Second, and it’s a related part of the jigsaw puzzle, we now have an idea what earnings MAIN will have to achieve to meet its $1.50 a year annual dividend. Now MAIN has raised new equity in January, and exchanged shares for the assets in its sister SBIC subsidiary.
Total shares outstanding have risen from 10.8 million to nearly 15 million. That means MAIN will have to earn $22.5 million a year to maintain its current divvy. If we annualize the IVQ 2009 Distributable Net Investment Income (MAIN’s metric for measuring earnings) MAIN made $11.2 million, or almost exactly 50% of what the Company will need to achieve to “earn the dividend.”
Does MAIN have enough “firepower” to eventually cause its earnings to catch up with its dividend liability? We’ve run the numbers again and we think so. However, it’s going to take a while, and in the intervening time, conditions can change.

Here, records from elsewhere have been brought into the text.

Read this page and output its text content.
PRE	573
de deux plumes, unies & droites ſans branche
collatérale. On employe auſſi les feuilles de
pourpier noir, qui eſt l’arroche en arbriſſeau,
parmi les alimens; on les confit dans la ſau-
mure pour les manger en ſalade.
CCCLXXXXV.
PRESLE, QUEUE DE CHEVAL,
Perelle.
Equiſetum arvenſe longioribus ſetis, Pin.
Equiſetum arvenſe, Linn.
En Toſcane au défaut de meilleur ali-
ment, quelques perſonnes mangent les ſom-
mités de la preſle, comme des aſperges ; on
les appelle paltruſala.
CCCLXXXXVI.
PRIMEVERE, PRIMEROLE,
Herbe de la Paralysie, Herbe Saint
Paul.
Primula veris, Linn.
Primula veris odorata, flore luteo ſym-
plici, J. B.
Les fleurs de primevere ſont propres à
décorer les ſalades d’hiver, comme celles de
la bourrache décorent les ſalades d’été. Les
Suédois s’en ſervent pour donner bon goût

Take for example the interest rate MAIN earns on its loans. Remember the 13% the Company announced for its latest yield investments? That’s 1.3% below the average yield at year end 2009. Either the spreads on new loans are tightening or MAIN is seeking out safer investments.
Then there’s the Company policy of making equity investments in its portfolio companies. Those common stock investments may turn out to be great equity kickers in a few years, but the immediate result is no income from 10-20% of money invested.Click to enlarge
Finally, there’s always bad debt to worry about, as is the case with any BDC. MAIN had to write off nearly $10 million in Realized Losses last quarter, and has already announced another $4 million in Realized Losses in the first quarter of 2010. That leaves 2 loans on non-accrual. Still, many loans left on their books at year end 2009 were being written down as being written up, so other problems could lurk beneath the surface.
With all that said, we’re optimistic that Main Street will get to the promised land of covering its dividend with its earnings, but probably not well into 2011.